O tratamento da enxaqueca crônica se concentra no gerenciamento das escolhas de estilo de vida e dos gatilhos da dor de cabeça, no controle dos ataques e no fornecimento de tratamentos preventivos para reduzir os ataques.

Mudanças no estilo de vida incluem: Perder peso se você estiver com sobrepeso, iniciar um plano de exercícios planejado pelo seu fisioterapeuta especializado, gerenciamento do estresse (meditação, ioga, treinamento de relaxamento ou respiração consciente), desenvolver um regime de rotina em relação aos horários das refeições e lanches (não pular refeições), estar sempre bem hidratado, início do tratamento para qualquer transtorno de humor existente (incluindo depressão e ansiedade) ou problema de sono.

O plano de tratamento farmacológico típico consiste em dois planos distintos e que devem ser sempre planejados pelo profissional médico, de preferência um neurologista cefaliatra.
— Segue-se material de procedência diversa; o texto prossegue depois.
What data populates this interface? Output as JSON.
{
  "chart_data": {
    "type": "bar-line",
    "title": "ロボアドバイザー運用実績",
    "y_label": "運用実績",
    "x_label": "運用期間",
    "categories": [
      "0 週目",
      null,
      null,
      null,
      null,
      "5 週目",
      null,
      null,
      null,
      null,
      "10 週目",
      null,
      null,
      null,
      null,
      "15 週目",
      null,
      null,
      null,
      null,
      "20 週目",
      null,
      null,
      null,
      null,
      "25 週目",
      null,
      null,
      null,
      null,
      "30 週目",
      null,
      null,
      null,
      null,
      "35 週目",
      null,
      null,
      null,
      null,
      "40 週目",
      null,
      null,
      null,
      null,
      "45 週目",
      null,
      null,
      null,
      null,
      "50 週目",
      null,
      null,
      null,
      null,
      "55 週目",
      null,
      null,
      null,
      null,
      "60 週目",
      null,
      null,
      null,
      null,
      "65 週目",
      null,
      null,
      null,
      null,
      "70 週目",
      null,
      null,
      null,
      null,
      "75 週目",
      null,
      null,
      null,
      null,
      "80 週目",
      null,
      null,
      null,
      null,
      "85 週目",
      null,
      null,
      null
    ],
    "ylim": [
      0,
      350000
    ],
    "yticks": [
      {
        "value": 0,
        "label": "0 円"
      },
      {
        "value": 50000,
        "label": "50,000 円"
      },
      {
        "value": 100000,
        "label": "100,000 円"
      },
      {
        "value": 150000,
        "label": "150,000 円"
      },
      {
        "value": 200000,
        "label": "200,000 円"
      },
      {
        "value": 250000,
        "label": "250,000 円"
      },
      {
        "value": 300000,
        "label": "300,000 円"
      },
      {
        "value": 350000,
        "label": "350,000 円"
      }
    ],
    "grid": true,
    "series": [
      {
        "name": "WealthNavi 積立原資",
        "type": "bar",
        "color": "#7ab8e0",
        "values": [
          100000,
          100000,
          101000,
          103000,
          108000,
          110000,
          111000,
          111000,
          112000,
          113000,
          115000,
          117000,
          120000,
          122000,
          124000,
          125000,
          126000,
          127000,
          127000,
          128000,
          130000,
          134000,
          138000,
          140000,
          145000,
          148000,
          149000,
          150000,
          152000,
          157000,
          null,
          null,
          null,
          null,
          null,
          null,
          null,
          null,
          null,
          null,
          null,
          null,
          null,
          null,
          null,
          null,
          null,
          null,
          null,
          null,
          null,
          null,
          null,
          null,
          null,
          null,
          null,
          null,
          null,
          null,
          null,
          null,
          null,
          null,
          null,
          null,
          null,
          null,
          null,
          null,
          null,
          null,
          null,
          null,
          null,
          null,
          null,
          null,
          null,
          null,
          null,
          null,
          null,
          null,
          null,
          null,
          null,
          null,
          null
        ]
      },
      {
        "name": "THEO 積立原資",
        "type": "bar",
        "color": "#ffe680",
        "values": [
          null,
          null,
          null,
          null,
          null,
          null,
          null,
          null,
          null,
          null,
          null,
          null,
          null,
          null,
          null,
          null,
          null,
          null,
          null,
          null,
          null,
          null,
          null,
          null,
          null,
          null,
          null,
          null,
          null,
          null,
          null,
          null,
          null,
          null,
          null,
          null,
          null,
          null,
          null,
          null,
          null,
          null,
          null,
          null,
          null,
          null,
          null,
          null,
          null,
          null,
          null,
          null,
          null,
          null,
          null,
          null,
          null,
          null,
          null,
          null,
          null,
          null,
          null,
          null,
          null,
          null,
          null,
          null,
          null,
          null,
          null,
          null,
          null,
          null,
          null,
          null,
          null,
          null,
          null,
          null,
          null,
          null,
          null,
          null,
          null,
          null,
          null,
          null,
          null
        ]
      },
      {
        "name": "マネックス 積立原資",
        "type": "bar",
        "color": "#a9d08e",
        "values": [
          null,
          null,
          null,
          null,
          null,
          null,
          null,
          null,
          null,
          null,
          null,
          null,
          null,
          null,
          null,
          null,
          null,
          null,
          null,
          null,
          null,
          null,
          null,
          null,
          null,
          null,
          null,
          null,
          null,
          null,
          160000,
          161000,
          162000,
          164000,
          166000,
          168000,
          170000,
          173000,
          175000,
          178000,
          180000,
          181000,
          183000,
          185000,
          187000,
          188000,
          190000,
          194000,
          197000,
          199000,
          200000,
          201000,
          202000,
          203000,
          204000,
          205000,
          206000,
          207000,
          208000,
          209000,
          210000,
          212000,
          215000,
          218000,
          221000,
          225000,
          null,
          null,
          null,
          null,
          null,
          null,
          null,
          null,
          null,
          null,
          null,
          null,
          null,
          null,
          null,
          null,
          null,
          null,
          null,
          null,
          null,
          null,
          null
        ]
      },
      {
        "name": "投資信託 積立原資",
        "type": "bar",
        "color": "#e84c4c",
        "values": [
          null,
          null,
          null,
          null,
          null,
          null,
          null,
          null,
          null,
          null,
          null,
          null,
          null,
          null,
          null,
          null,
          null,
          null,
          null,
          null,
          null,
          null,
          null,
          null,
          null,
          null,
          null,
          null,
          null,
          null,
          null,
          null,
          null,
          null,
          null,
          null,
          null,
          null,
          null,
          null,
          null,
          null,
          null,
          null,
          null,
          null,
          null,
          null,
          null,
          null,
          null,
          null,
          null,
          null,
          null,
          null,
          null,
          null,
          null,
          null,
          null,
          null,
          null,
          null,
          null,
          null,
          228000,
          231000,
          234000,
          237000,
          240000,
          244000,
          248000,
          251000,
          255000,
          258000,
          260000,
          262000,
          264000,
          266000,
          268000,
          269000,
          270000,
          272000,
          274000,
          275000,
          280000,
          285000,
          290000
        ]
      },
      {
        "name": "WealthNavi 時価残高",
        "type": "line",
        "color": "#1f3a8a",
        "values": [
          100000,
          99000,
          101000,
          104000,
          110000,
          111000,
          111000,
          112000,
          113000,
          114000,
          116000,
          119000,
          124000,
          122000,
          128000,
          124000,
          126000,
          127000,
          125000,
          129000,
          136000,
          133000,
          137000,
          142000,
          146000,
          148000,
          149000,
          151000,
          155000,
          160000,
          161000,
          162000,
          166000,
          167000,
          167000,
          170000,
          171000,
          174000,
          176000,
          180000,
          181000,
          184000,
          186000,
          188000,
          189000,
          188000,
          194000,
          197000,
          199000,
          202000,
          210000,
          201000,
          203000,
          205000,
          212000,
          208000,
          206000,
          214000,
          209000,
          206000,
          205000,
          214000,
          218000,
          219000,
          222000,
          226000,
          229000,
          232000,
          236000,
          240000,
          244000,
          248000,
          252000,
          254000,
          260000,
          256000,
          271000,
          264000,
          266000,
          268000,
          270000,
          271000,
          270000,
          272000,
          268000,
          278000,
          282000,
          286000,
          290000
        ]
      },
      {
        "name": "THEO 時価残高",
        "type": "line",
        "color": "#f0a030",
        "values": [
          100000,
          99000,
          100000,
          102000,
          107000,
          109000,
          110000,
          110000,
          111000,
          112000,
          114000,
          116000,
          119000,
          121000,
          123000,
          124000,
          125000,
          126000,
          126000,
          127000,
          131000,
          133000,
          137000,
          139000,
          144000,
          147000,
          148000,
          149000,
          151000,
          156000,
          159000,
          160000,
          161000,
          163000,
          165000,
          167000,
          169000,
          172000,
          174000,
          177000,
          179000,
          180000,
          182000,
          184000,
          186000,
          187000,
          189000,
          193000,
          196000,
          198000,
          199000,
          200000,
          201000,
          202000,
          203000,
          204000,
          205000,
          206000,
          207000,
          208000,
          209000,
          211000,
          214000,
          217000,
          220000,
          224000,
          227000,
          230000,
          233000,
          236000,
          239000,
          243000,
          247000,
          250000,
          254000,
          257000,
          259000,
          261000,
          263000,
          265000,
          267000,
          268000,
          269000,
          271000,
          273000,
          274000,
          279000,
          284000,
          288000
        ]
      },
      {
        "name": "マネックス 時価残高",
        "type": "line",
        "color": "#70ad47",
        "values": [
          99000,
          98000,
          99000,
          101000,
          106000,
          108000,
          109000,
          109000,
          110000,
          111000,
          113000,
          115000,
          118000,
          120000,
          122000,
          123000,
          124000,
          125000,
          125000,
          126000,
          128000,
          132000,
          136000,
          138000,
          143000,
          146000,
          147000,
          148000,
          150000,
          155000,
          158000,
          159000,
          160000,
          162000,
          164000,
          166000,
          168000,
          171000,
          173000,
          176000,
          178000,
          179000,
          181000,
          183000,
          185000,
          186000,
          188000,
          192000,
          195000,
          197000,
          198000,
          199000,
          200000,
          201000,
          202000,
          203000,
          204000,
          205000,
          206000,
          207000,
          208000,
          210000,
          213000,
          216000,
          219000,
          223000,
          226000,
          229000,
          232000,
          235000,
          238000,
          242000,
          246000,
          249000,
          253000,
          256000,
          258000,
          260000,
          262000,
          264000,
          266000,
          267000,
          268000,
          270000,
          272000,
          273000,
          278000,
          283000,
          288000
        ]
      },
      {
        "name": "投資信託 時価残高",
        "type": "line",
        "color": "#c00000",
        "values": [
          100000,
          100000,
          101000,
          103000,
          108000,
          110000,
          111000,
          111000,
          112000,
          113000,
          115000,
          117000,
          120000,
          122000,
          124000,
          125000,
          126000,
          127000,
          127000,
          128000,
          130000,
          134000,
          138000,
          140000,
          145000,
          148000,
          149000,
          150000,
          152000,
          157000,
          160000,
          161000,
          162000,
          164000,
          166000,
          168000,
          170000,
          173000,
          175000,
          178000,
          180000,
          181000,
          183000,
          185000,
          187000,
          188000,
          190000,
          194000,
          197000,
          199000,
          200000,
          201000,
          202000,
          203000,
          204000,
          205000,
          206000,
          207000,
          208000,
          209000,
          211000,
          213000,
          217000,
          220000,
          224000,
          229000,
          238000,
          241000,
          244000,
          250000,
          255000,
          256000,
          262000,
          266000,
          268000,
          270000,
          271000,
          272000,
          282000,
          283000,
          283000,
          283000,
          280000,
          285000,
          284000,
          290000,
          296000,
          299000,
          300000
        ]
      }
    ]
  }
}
O primeiro consiste no gerenciamento dos ataques de enxaqueca e inclui: tratar os ataques de enxaqueca no início, quando a dor é leve; começar com um analgésico simples (paracetamol, aspirina, ibuprofeno, naproxeno) e aumentar lentamente a dose conforme necessário até a dose máxima tolerada, a menos que a dor de cabeça seja intensa no início ou se torne severa. Nesses casos, adiciona-se um triptano ao medicamento acima para melhorar a eficácia. Deve-se evitar o uso de opiáceos, se possível. O neurologista cefaliatra elaborará um plano de tratamento para evitar o agravamento da dor de cabeça crônica pelo uso excessivo de medicamentos. Os efeitos colaterais associados, como náuseas, devem ser tratados. O segundo consiste no tratamento preventivo, que visa reduzir o número de dores de cabeça e incluem: betabloqueadores, bloqueadores de angiotensina, antidepressivos tricíclicos, anticonvulsivantes, injeções de toxina A onabotulínica e peptídeo relacionado ao gene da calcitonina.

As intervenções direcionadas ao sistema musculoesquelético, mais precisamente a coluna cervical vem recebendo bastante atenção e apresentam algumas evidências. Segundo Carvalho et al, a incapacidade relacionada a dor cervical foi altamente prevalente em pacientes com enxaqueca, especialmente naqueles que apresentavam a sua forma crônica. Incapacidade relacionada à dor cervical foi associada ao risco de desenvolver enxaqueca crônica. A correlação entre a amplitude de movimento e a incapacidade relacionada à dor cervical foi de fraca a moderada, no entanto, quando o paciente relata dor durante o movimento cervical, esta correlação aumentou para moderada em pacientes com enxaqueca crônica. Segundo Aoyama, evidências sugerem que a incapacidade cervical deve ser considerada na prevenção e tratamento da enxaqueca. Portanto, uma avaliação minuciosa realizada pelo fisioterapeuta especializado e um tratamento adequado da coluna cervical (principalmente a cervical alta) através da terapia manual, exercícios e agulhamento podem ajudar no tratamento dos pacientes de enxaqueca crônica. Exercícios aeróbicos parecem melhorar os sintomas da enxaqueca crônica. O exercício aeróbico pode tornar a terapia farmacológica mais efetiva.